They aren't messing too much with the payouts right now, but they could be putting the frog (drivers) in cool water, then turning on the burner. By the time we realized we're getting cooked, it will be too late. DoorDash could be the new Uber.


----------



## sellkatsell44 (Oct 25, 2015)

PrestonT said:


> I have been online for 5.5 hours in a zone that is very busy on weekends. Start out with the old "We tried to send you a delivery, but it didn't successfully reach your phone...." Unpaused the dash (it auto paused on that message....they couldn't send me the order but they could pause my app), rebooted phone, force-stopped and restarted, uninstalled and reinstalled. Not. One. Ping. All night.
> 
> Now they want me to extend my dash because they are so busy. smh.
> 
> ...


I never knew that

So you don't see the tip beforehand and you don't see exactly what the person pays? Because doordash says 100% is to the driver and it lists a few separate charges that has nothing to do with the food items ordered..


----------



## PrestonT (Feb 15, 2017)

Technically, all tips go.to driver. However, they now adjust down my fare if the customer tips. We used to get $6. Now we get as little as a dollar from doordash if customer tips. So they aren't taking our tip, but they are taking our fare in the amount of the tip or part of it.


----------



## Cody6666 (Apr 18, 2017)

PrestonT said:


> Technically, all tips go.to driver. However, they now adjust down my fare if the customer tips. We used to get $6. Now we get as little as a dollar from doordash if customer tips. So they aren't taking our tip, but they are taking our fare in the amount of the tip or part of it.


I just Did a shift for doordash tonight and I got $6 a fare plus tips. If they are really going to do that there is no point to do this gig. You can only get two fares a hour so the most you can get a hour with tips is $20.


----------



## PrestonT (Feb 15, 2017)

I just did a shift and averaged $4 per trip plus tips. Because they are using tips to cut into their pay rate.


----------



## Cody6666 (Apr 18, 2017)

Well i get $6 per fare for 11-2 and 5-8 shifts and $5 for everything else.
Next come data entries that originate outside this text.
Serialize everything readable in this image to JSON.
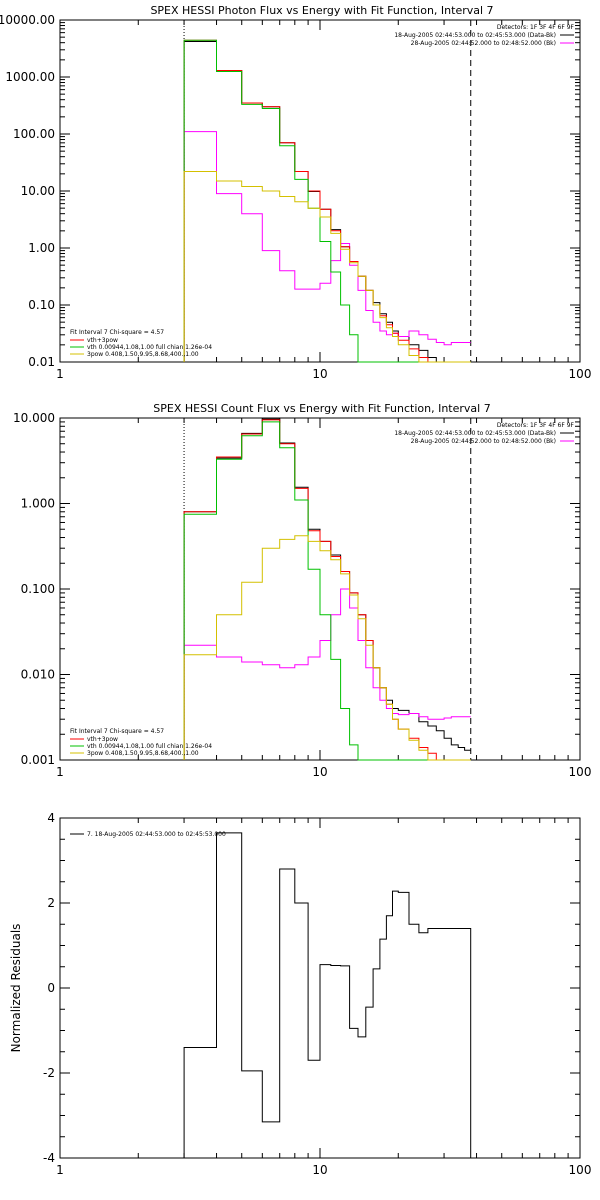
{
  "panels": [
    {
      "id": "photon",
      "title": "SPEX HESSI Photon Flux vs Energy with Fit Function, Interval 7",
      "detectors_label": "Detectors: 1F 3F 4F 6F 9F",
      "legend_right": [
        {
          "text": "18-Aug-2005 02:44:53.000 to 02:45:53.000 (Data-Bk)",
          "color": "#000000"
        },
        {
          "text": "28-Aug-2005 02:44:52.000 to 02:48:52.000 (Bk)",
          "color": "#ff00ff"
        }
      ],
      "legend_left_header": "Fit Interval 7   Chi-square = 4.57",
      "legend_left": [
        {
          "text": "vth+3pow",
          "color": "#ff0000"
        },
        {
          "text": "vth 0.00944,1.08,1.00  full chian 1.26e-04",
          "color": "#00c000"
        },
        {
          "text": "3pow 0.408,1.50,9.95,8.68,400.,1.00",
          "color": "#d4c000"
        }
      ],
      "y_ticks": [
        "10000.00",
        "1000.00",
        "100.00",
        "10.00",
        "1.00",
        "0.10",
        "0.01"
      ],
      "x_ticks": [
        "1",
        "10",
        "100"
      ]
    },
    {
      "id": "count",
      "title": "SPEX HESSI Count Flux vs Energy with Fit Function, Interval 7",
      "detectors_label": "Detectors: 1F 3F 4F 6F 9F",
      "legend_right": [
        {
          "text": "18-Aug-2005 02:44:53.000 to 02:45:53.000 (Data-Bk)",
          "color": "#000000"
        },
        {
          "text": "28-Aug-2005 02:44:52.000 to 02:48:52.000 (Bk)",
          "color": "#ff00ff"
        }
      ],
      "legend_left_header": "Fit Interval 7   Chi-square = 4.57",
      "legend_left": [
        {
          "text": "vth+3pow",
          "color": "#ff0000"
        },
        {
          "text": "vth 0.00944,1.08,1.00  full chian 1.26e-04",
          "color": "#00c000"
        },
        {
          "text": "3pow 0.408,1.50,9.95,8.68,400.,1.00",
          "color": "#d4c000"
        }
      ],
      "y_ticks": [
        "10.000",
        "1.000",
        "0.100",
        "0.010",
        "0.001"
      ],
      "x_ticks": [
        "1",
        "10",
        "100"
      ]
    },
    {
      "id": "residuals",
      "title": "",
      "ylabel": "Normalized Residuals",
      "legend_text": "7. 18-Aug-2005 02:44:53.000 to 02:45:53.000",
      "y_ticks": [
        "4",
        "2",
        "0",
        "-2",
        "-4"
      ],
      "x_ticks": [
        "1",
        "10",
        "100"
      ]
    }
  ],
  "chart_data": [
    {
      "type": "line",
      "title": "SPEX HESSI Photon Flux vs Energy with Fit Function, Interval 7",
      "x_scale": "log",
      "y_scale": "log",
      "xlim": [
        1,
        100
      ],
      "ylim": [
        0.01,
        10000
      ],
      "legend": "top-right",
      "bin_edges": [
        3,
        4,
        5,
        6,
        7,
        8,
        9,
        10,
        11,
        12,
        13,
        14,
        15,
        16,
        17,
        18,
        19,
        20,
        22,
        24,
        26,
        28,
        30,
        32,
        34,
        36,
        38
      ],
      "vlines": [
        {
          "x": 3,
          "style": "dotted"
        },
        {
          "x": 38,
          "style": "dashed"
        }
      ],
      "series": [
        {
          "name": "Data-Bk",
          "color": "#000000",
          "values": [
            4200,
            1300,
            350,
            300,
            70,
            22,
            9.8,
            4.8,
            2.1,
            1.05,
            0.58,
            0.32,
            0.18,
            0.11,
            0.07,
            0.05,
            0.035,
            0.028,
            0.02,
            0.016,
            0.012,
            0.01,
            0.009,
            0.009,
            0.009,
            0.009
          ]
        },
        {
          "name": "Bk",
          "color": "#ff00ff",
          "values": [
            110,
            9,
            4,
            0.9,
            0.4,
            0.19,
            0.19,
            0.24,
            0.6,
            1.2,
            0.5,
            0.18,
            0.08,
            0.05,
            0.035,
            0.03,
            0.032,
            0.028,
            0.035,
            0.03,
            0.025,
            0.022,
            0.02,
            0.022,
            0.022,
            0.022
          ]
        },
        {
          "name": "vth+3pow",
          "color": "#ff0000",
          "values": [
            4400,
            1300,
            350,
            300,
            70,
            22,
            10,
            4.8,
            2.0,
            1.05,
            0.58,
            0.32,
            0.18,
            0.1,
            0.065,
            0.045,
            0.032,
            0.024,
            0.017,
            0.012,
            0.01,
            0.01,
            0.01,
            0.01,
            0.01,
            0.01
          ]
        },
        {
          "name": "vth",
          "color": "#00c000",
          "values": [
            4400,
            1250,
            330,
            280,
            62,
            16,
            5,
            1.3,
            0.38,
            0.1,
            0.03,
            0.01,
            0.01,
            0.01,
            0.01,
            0.01,
            0.01,
            0.01,
            0.01,
            0.01,
            0.01,
            0.01,
            0.01,
            0.01,
            0.01,
            0.01
          ]
        },
        {
          "name": "3pow",
          "color": "#d4c000",
          "values": [
            22,
            15,
            12,
            10,
            8,
            6.5,
            5,
            3.5,
            1.8,
            0.95,
            0.55,
            0.32,
            0.18,
            0.1,
            0.06,
            0.04,
            0.028,
            0.02,
            0.013,
            0.01,
            0.01,
            0.01,
            0.01,
            0.01,
            0.01,
            0.01
          ]
        }
      ]
    },
    {
      "type": "line",
      "title": "SPEX HESSI Count Flux vs Energy with Fit Function, Interval 7",
      "x_scale": "log",
      "y_scale": "log",
      "xlim": [
        1,
        100
      ],
      "ylim": [
        0.001,
        10
      ],
      "legend": "top-right",
      "bin_edges": [
        3,
        4,
        5,
        6,
        7,
        8,
        9,
        10,
        11,
        12,
        13,
        14,
        15,
        16,
        17,
        18,
        19,
        20,
        22,
        24,
        26,
        28,
        30,
        32,
        34,
        36,
        38
      ],
      "vlines": [
        {
          "x": 3,
          "style": "dotted"
        },
        {
          "x": 38,
          "style": "dashed"
        }
      ],
      "series": [
        {
          "name": "Data-Bk",
          "color": "#000000",
          "values": [
            0.8,
            3.4,
            6.6,
            9.7,
            5.1,
            1.55,
            0.5,
            0.36,
            0.25,
            0.16,
            0.09,
            0.05,
            0.025,
            0.012,
            0.007,
            0.005,
            0.004,
            0.0038,
            0.0035,
            0.0028,
            0.0025,
            0.0022,
            0.0018,
            0.0015,
            0.0014,
            0.0013
          ]
        },
        {
          "name": "Bk",
          "color": "#ff00ff",
          "values": [
            0.022,
            0.016,
            0.014,
            0.013,
            0.012,
            0.013,
            0.016,
            0.025,
            0.05,
            0.1,
            0.06,
            0.025,
            0.012,
            0.007,
            0.005,
            0.004,
            0.0035,
            0.0034,
            0.0035,
            0.0032,
            0.003,
            0.003,
            0.0031,
            0.0032,
            0.0032,
            0.0032
          ]
        },
        {
          "name": "vth+3pow",
          "color": "#ff0000",
          "values": [
            0.8,
            3.5,
            6.5,
            9.5,
            5,
            1.5,
            0.48,
            0.36,
            0.24,
            0.16,
            0.09,
            0.05,
            0.025,
            0.012,
            0.007,
            0.0045,
            0.003,
            0.0023,
            0.0018,
            0.0014,
            0.0012,
            0.001,
            0.001,
            0.001,
            0.001,
            0.001
          ]
        },
        {
          "name": "vth",
          "color": "#00c000",
          "values": [
            0.75,
            3.3,
            6.2,
            9,
            4.5,
            1.1,
            0.17,
            0.05,
            0.015,
            0.004,
            0.0015,
            0.001,
            0.001,
            0.001,
            0.001,
            0.001,
            0.001,
            0.001,
            0.001,
            0.001,
            0.001,
            0.001,
            0.001,
            0.001,
            0.001,
            0.001
          ]
        },
        {
          "name": "3pow",
          "color": "#d4c000",
          "values": [
            0.017,
            0.05,
            0.12,
            0.3,
            0.38,
            0.42,
            0.36,
            0.28,
            0.22,
            0.15,
            0.085,
            0.045,
            0.022,
            0.012,
            0.007,
            0.0045,
            0.003,
            0.0023,
            0.0017,
            0.0013,
            0.001,
            0.001,
            0.001,
            0.001,
            0.001,
            0.001
          ]
        }
      ]
    },
    {
      "type": "line",
      "title": "",
      "ylabel": "Normalized Residuals",
      "x_scale": "log",
      "y_scale": "linear",
      "xlim": [
        1,
        100
      ],
      "ylim": [
        -4,
        4
      ],
      "legend": "top-left",
      "bin_edges": [
        3,
        4,
        5,
        6,
        7,
        8,
        9,
        10,
        11,
        12,
        13,
        14,
        15,
        16,
        17,
        18,
        19,
        20,
        22,
        24,
        26,
        28,
        30,
        32,
        34,
        36,
        38
      ],
      "series": [
        {
          "name": "7. 18-Aug-2005 02:44:53.000 to 02:45:53.000",
          "color": "#000000",
          "values": [
            -1.4,
            3.65,
            -1.95,
            -3.15,
            2.8,
            2.0,
            -1.7,
            0.55,
            0.53,
            0.52,
            -0.95,
            -1.15,
            -0.45,
            0.45,
            1.15,
            1.7,
            2.28,
            2.25,
            1.5,
            1.3,
            1.4,
            1.4,
            1.4,
            1.4,
            1.4,
            1.4
          ]
        }
      ]
    }
  ]
}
Maybe they are testing out a new pay structure in your area because I haven't heard of it happening anywhere else. Can you post a screenshot of one of your shifts where you got paid?


----------



## PrestonT (Feb 15, 2017)

Yes, they are testing the new pay structure.


----------



## PrestonT (Feb 15, 2017)

Did a 5.5 hour shift Friday night without a single ping. To add insult, I lost early scheduling this week because I didn't dash Friday night lol. Sent a support message, they called me, had me back on early scheduling within an hour. Advised me to uninstall and reinstall again because they had rolled back to a previous Android version while the debug the failed new release.


----------



## uberboy1212 (Jan 10, 2017)

PrestonT said:


> I just did a shift and averaged $4 per trip plus tips. Because they are using tips to cut into their pay rate.
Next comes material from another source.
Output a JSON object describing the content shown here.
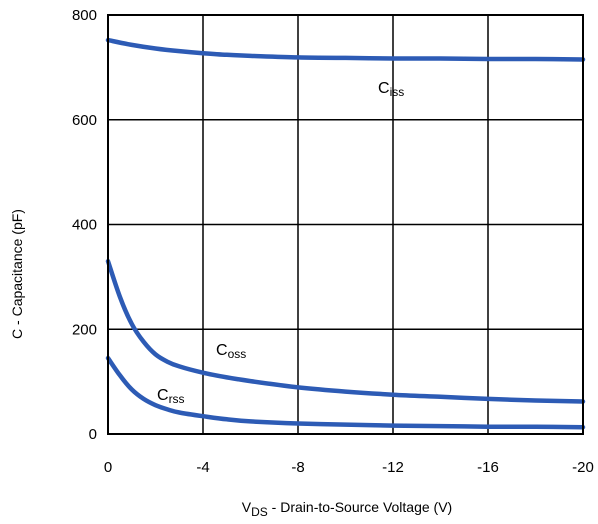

I averaged a different amount every day I worked last week. It ranged from $4.75 - $7.10 per order plus tips. Not exactly sure what the formula is but pickup distance is def a part of it. Overall I averaged about the same amount per hour as the old model



PrestonT said:


> Did a 5.5 hour shift Friday night without a single ping. To add insult, I lost early scheduling this week because I didn't dash Friday night lol. Sent a support message, they called me, had me back on early scheduling within an hour. Advised me to uninstall and reinstall again because they had rolled back to a previous Android version while the debug the failed new release.


Not a single ping in 5.5 hours that is nuts. I havent been on since friday. UE launched in app tipping so figured this would be a good time to try it out since DD was acting crazy. I had no idea DD even had early scheduling. I never had a problem scheduling with DD but GH always takes me priority if I drop blocks.

http://dasherhelp.doordash.com/new-dasher-pay-model-faq/


----------



## PrestonT (Feb 15, 2017)

yeah we have significant problems scheduling in Vegas if we don't get early priority. And the only reason I didn't abandon the 5.5 hour shift is fear of losing early scheduling, which they took anyway, and gave back when I pitched a fit.


----------



## uberboy1212 (Jan 10, 2017)

Cody6666 said:


> Well i get $6 per fare for 11-2 and 5-8 shifts and $5 for everything else. Maybe they are testing out a new pay structure in your area because I haven't heard of it happening anywhere else. Can you post a screenshot of one of your shifts where you got paid?


http://dasherhelp.doordash.com/new-dasher-pay-model-faq/


----------